The intra-Druze crisis is that of the whole of Lebanon
The crisis in Lebanon is not the intra-Druze strife that some are seeking to ignite or at least to fabricate. It’s the crisis of Lebanon as a whole, of the country’s destiny, of the tension in every street and within each sect and in each region.
It’s been half a century since the Cairo Agreement, signed by Palestinian leader Yasser Arafat and Lebanese Army commander Emile Bustani.
Bustani could not predict the consequences of such an agreement. There has always been a kind of political blindness among many Christian leaders in Lebanon, which is explained by their unbridled desire to get to the presidency of the country at any price, even if that price was backing Hezbollah’s weapons.
What happened in Qabr Chmoun and Kfarmatta, two towns perched high on Mount Lebanon, is another example of the extent to which tensions have grown. The person who ignited the tension is Gebran Bassil, Foreign Affairs minister and head of the Free Patriotic Movement.
Bassil is good at using inflammatory discourse that stirs up Christian base instincts among ignorant members of the lower-middle class.
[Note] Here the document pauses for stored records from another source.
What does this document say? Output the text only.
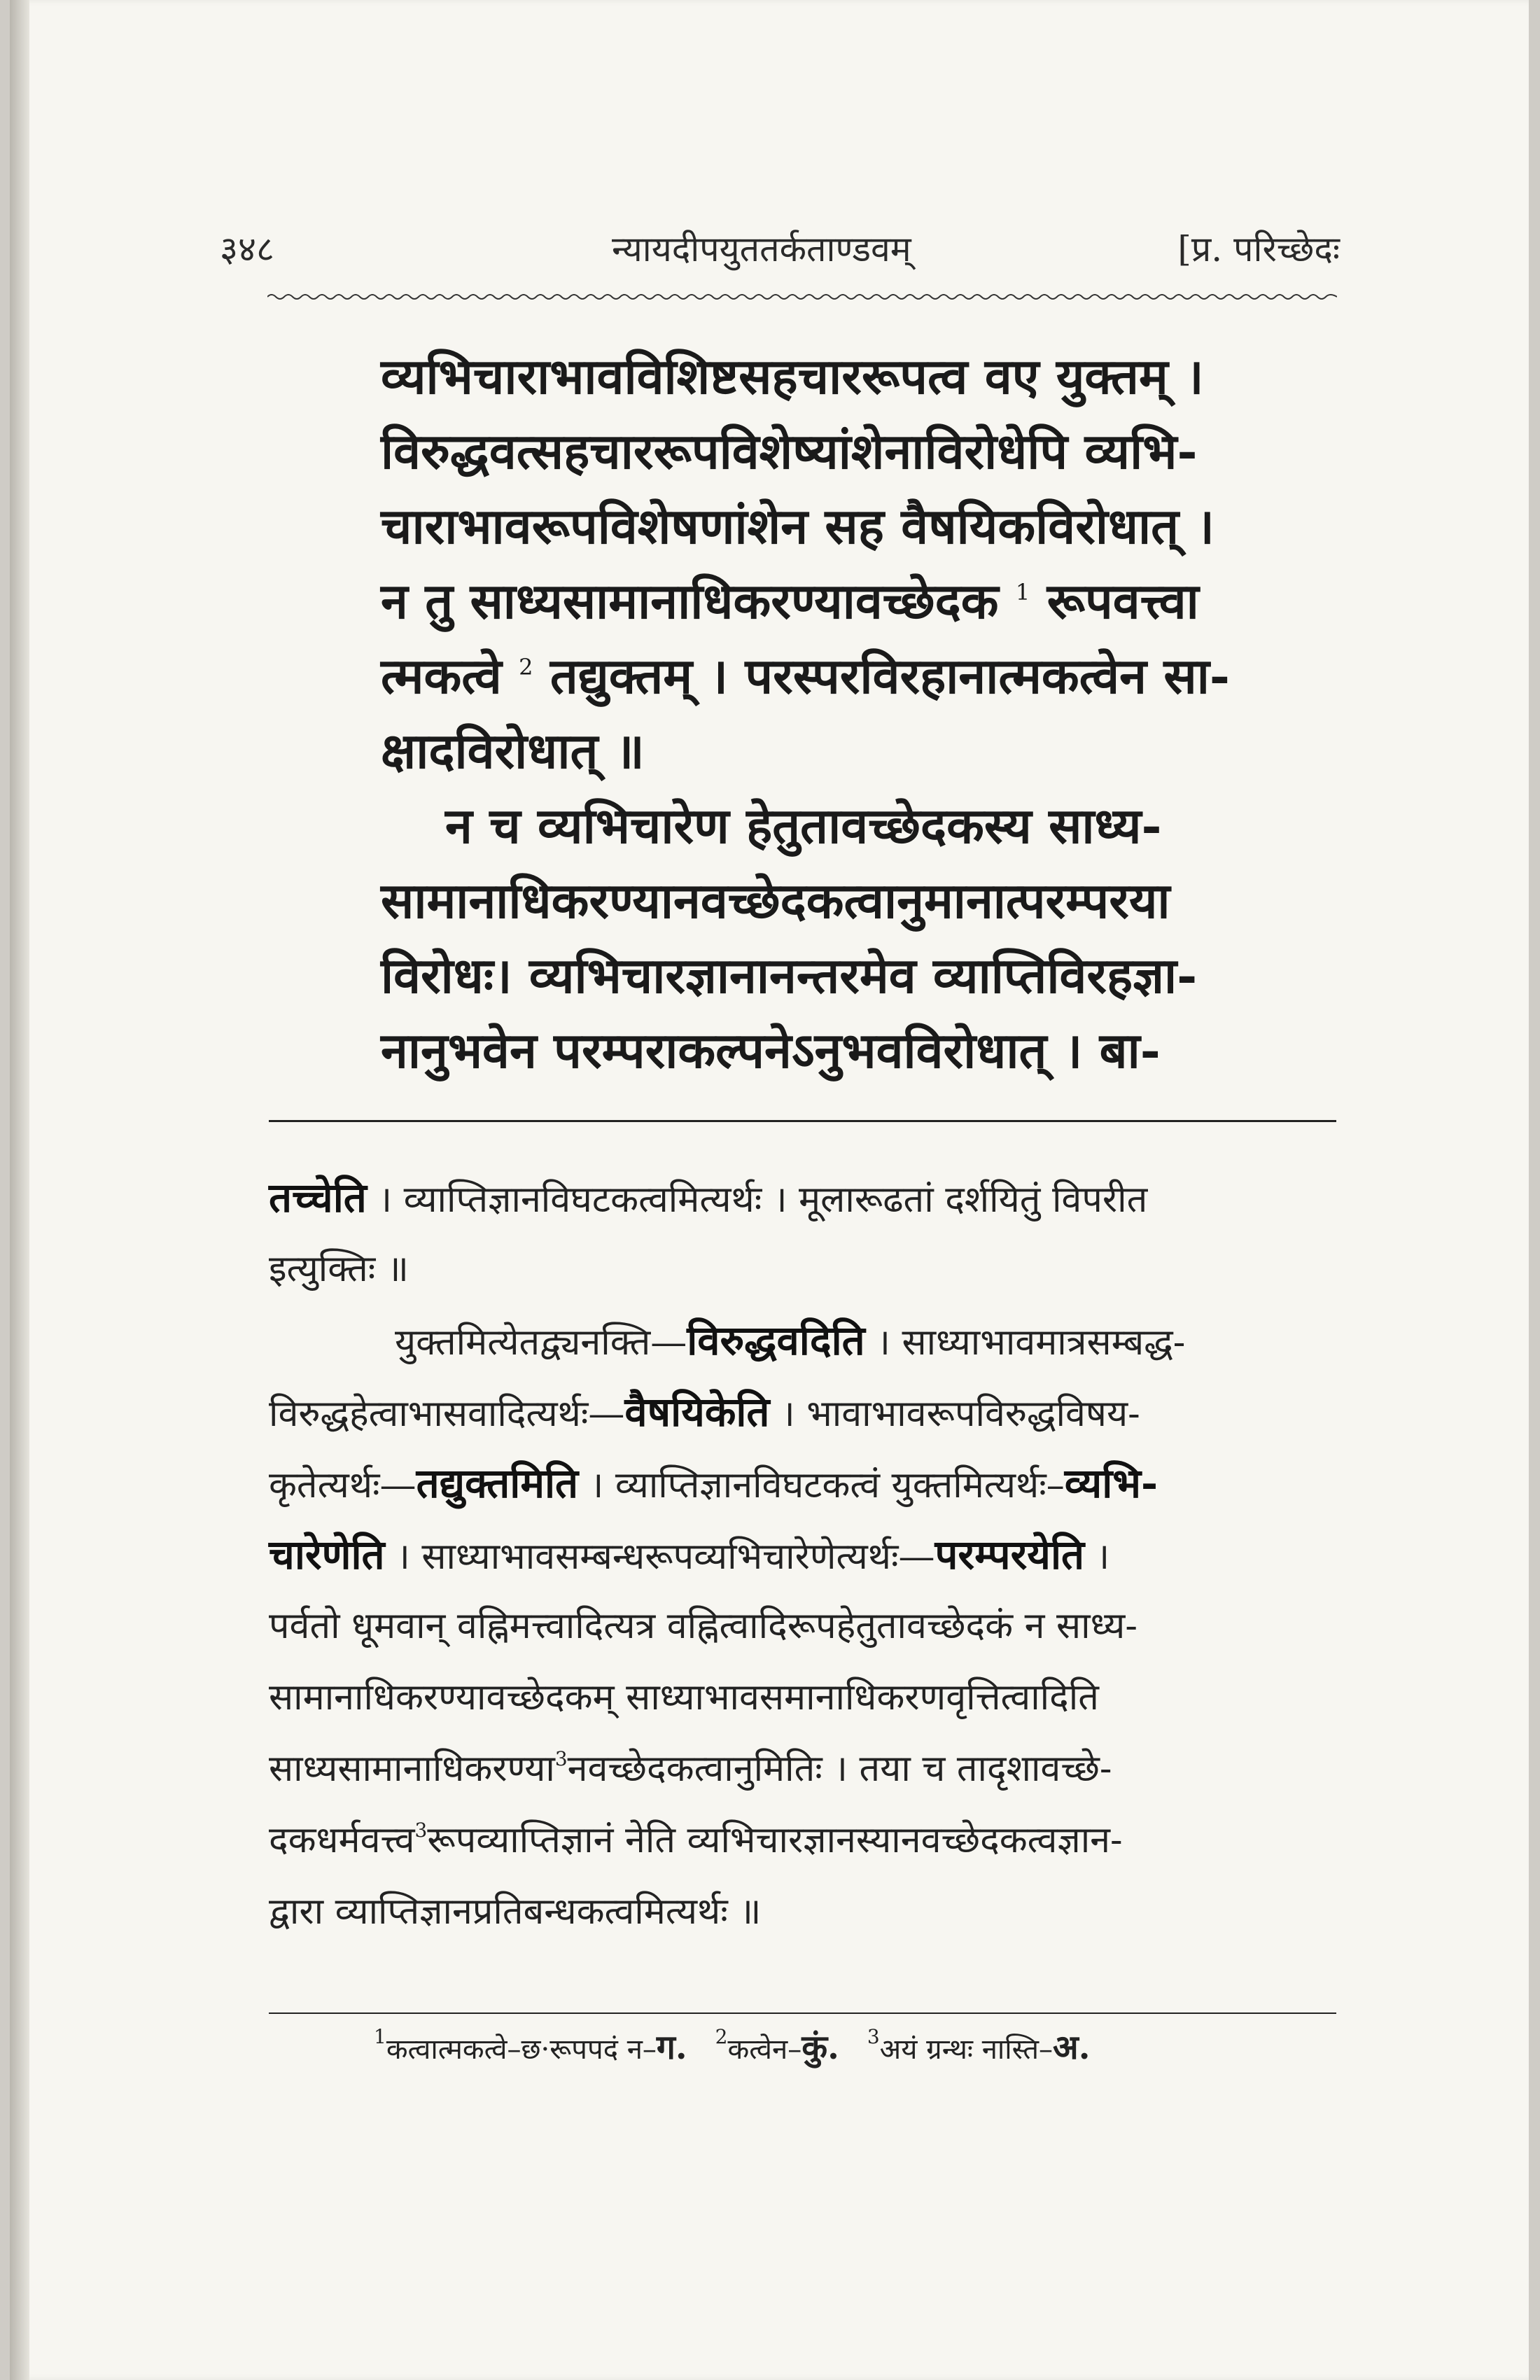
३४८	न्यायदीपयुततर्कताण्डवम्	[प्र. परिच्छेदः
व्यभिचाराभावविशिष्टसहचाररूपत्व वए युक्तम् ।
विरुद्धवत्सहचाररूपविशेष्यांशेनाविरोधेपि व्यभि-
चाराभावरूपविशेषणांशेन सह वैषयिकविरोधात् ।
न तु साध्यसामानाधिकरण्यावच्छेदक $^1$ रूपवत्त्वा
त्मकत्वे $^2$ तद्युक्तम् । परस्परविरहानात्मकत्वेन सा-
क्षादविरोधात् ॥
न च व्यभिचारेण हेतुतावच्छेदकस्य साध्य-
सामानाधिकरण्यानवच्छेदकत्वानुमानात्परम्परया
विरोधः। व्यभिचारज्ञानानन्तरमेव व्याप्तिविरहज्ञा-
नानुभवेन परम्पराकल्पनेऽनुभवविरोधात् । बा-
तच्चेति । व्याप्तिज्ञानविघटकत्वमित्यर्थः । मूलारूढतां दर्शयितुं विपरीत
इत्युक्तिः ॥
युक्तमित्येतद्व्यनक्ति—विरुद्धवदिति । साध्याभावमात्रसम्बद्ध-
विरुद्धहेत्वाभासवादित्यर्थः—वैषयिकेति । भावाभावरूपविरुद्धविषय-
कृतेत्यर्थः—तद्युक्तमिति । व्याप्तिज्ञानविघटकत्वं युक्तमित्यर्थः–व्यभि-
चारेणेति । साध्याभावसम्बन्धरूपव्यभिचारेणेत्यर्थः—परम्परयेति ।
पर्वतो धूमवान् वह्निमत्त्वादित्यत्र वह्नित्वादिरूपहेतुतावच्छेदकं न साध्य-
सामानाधिकरण्यावच्छेदकम् साध्याभावसमानाधिकरणवृत्तित्वादिति
साध्यसामानाधिकरण्या$^3$नवच्छेदकत्वानुमितिः । तया च तादृशावच्छे-
दकधर्मवत्त्व$^3$रूपव्याप्तिज्ञानं नेति व्यभिचारज्ञानस्यानवच्छेदकत्वज्ञान-
द्वारा व्याप्तिज्ञानप्रतिबन्धकत्वमित्यर्थः ॥
$^1$कत्वात्मकत्वे–छ·रूपपदं न–ग. $^2$कत्वेन–कुं. $^3$अयं ग्रन्थः नास्ति–अ.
This discourse is based on selling the Christian community the illusion that its members can reclaim the status of the privileged community in Lebanon on the grounds that Lebanon was created for its Christians in the first place.
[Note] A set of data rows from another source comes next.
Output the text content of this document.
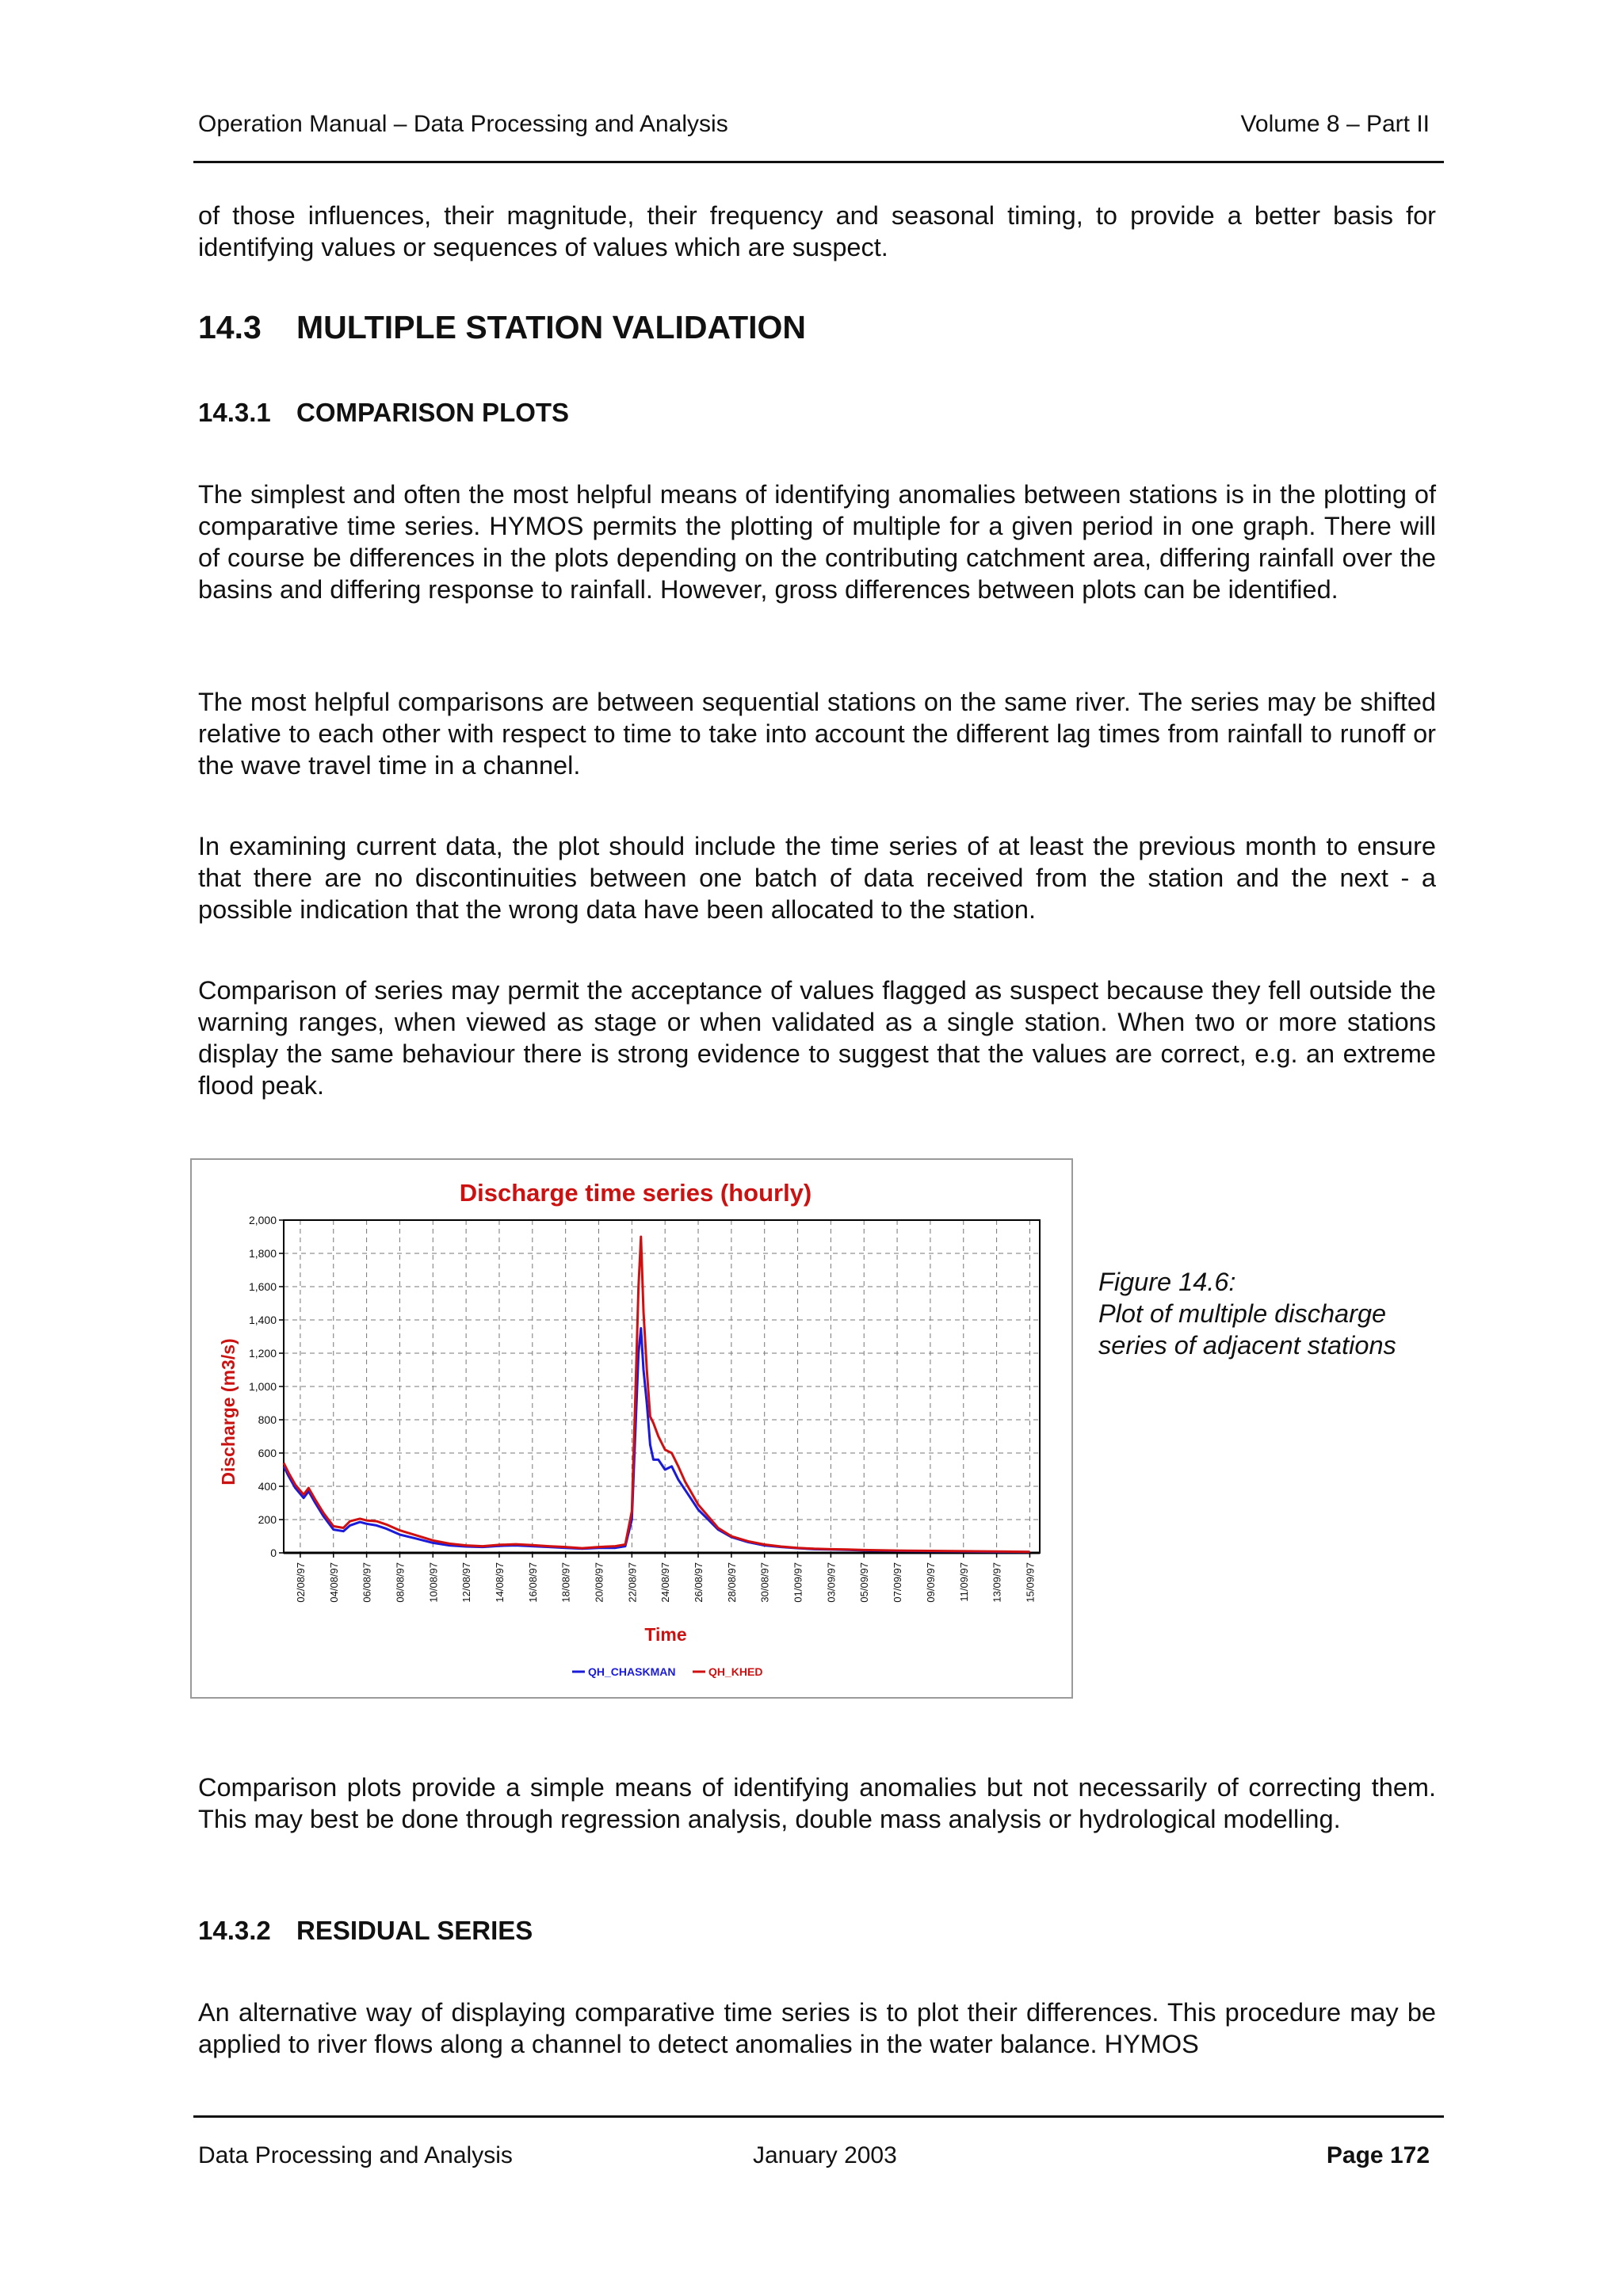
Operation Manual – Data Processing and Analysis	Volume 8 – Part II

of those influences, their magnitude, their frequency and seasonal timing, to provide a better basis for identifying values or sequences of values which are suspect.

14.3 MULTIPLE STATION VALIDATION
14.3.1 COMPARISON PLOTS

The simplest and often the most helpful means of identifying anomalies between stations is in the plotting of comparative time series. HYMOS permits the plotting of multiple for a given period in one graph. There will of course be differences in the plots depending on the contributing catchment area, differing rainfall over the basins and differing response to rainfall. However, gross differences between plots can be identified.

The most helpful comparisons are between sequential stations on the same river. The series may be shifted relative to each other with respect to time to take into account the different lag times from rainfall to runoff or the wave travel time in a channel.

In examining current data, the plot should include the time series of at least the previous month to ensure that there are no discontinuities between one batch of data received from the station and the next - a possible indication that the wrong data have been allocated to the station.

Comparison of series may permit the acceptance of values flagged as suspect because they fell outside the warning ranges, when viewed as stage or when validated as a single station. When two or more stations display the same behaviour there is strong evidence to suggest that the values are correct, e.g. an extreme flood peak.

0
200
400
600
800
1,000
1,200
1,400
1,600
1,800
2,000
02/08/97 04/08/97 06/08/97 08/08/97 10/08/97 12/08/97 14/08/97 16/08/97 18/08/97 20/08/97 22/08/97 24/08/97 26/08/97 28/08/97 30/08/97 01/09/97 03/09/97 05/09/97 07/09/97 09/09/97 11/09/97 13/09/97 15/09/97
Discharge time series (hourly)
Time
Discharge (m3/s)
QH_CHASKMAN	QH_KHED
Figure 14.6:
Plot of multiple discharge
series of adjacent stations

Comparison plots provide a simple means of identifying anomalies but not necessarily of correcting them. This may best be done through regression analysis, double mass analysis or hydrological modelling.

14.3.2 RESIDUAL SERIES

An alternative way of displaying comparative time series is to plot their differences. This procedure may be applied to river flows along a channel to detect anomalies in the water balance. HYMOS

Data Processing and Analysis	January 2003	Page 172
Originally, there was no Druze objection to Bassil’s visit to Qabr Chmoun and Kfarmatta. The problem started when Bassil provoked the Druze, who constitute the overwhelming majority in the area, by bringing up in his speech memories of battles that had taken place in a high region of Lebanon in the 1980s or the events of 1860.
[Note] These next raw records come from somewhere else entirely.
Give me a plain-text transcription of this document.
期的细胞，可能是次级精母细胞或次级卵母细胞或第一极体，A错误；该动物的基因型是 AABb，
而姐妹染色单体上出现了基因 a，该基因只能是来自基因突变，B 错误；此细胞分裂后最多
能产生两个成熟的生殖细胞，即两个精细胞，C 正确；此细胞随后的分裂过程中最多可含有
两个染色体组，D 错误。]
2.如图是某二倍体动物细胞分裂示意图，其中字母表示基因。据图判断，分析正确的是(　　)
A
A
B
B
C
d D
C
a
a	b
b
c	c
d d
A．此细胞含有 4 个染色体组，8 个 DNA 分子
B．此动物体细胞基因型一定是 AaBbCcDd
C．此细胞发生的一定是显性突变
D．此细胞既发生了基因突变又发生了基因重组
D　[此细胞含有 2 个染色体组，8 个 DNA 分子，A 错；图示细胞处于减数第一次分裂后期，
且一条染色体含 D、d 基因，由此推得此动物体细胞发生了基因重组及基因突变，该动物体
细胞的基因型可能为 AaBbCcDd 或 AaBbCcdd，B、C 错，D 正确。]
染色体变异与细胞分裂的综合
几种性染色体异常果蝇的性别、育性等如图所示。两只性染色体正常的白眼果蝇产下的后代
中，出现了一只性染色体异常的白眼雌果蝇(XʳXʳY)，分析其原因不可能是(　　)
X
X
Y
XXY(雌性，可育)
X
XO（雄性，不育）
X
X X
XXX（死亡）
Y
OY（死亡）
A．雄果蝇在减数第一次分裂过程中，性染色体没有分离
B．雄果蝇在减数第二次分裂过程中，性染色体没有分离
After the 1980s battles, the Christians were the biggest losers and a good number of them had been displaced from their towns where they had co-existed in peace with the Druze.
Kfarmatta was the site of a massacre of the Druze at the hands of Christian militias but the tables quickly turned against the Christians until the historic reconciliation on the mountain between Druze leader Walid Jumblatt and Patriarch Nasrallah Sfeir, a wise man who objected to resorting to weapons and demagogic discourse. The reconciliation took place on August 3, 2001, when Sfeir went to Moukhtara to turn a painful page.
Bassil is not only resorting to populist rhetoric to appeal to Christians. He believes that by going to Qbar Chmoun and Kfarmatta, he was penetrating the Druze milieu. More than that, he believes that penetrating the Druze fief confirms the possibility of establishing a Druze leadership other than Jumblatt.
Bassil was putting on this show of bravado to prove he is a Christian leader, that he has the right to monopolise administrative appointments in the Christian quota and that he deserves some of the appointments in the Sunni and Druze quotas. Above everything else, Bassil was propping himself to be the next president of Lebanon on the grounds that he is the most powerful Christian and that there are no other Christian leaders.
Some parties are trying to accomplish in 2019 what they couldn’t achieve militarily through Hezbollah during the failed invasion of Beirut and the Druze mountain in May 2008. The Druze mountain stood up to Hezbollah then but that didn’t stop the attempts to subdue the Druze of Lebanon.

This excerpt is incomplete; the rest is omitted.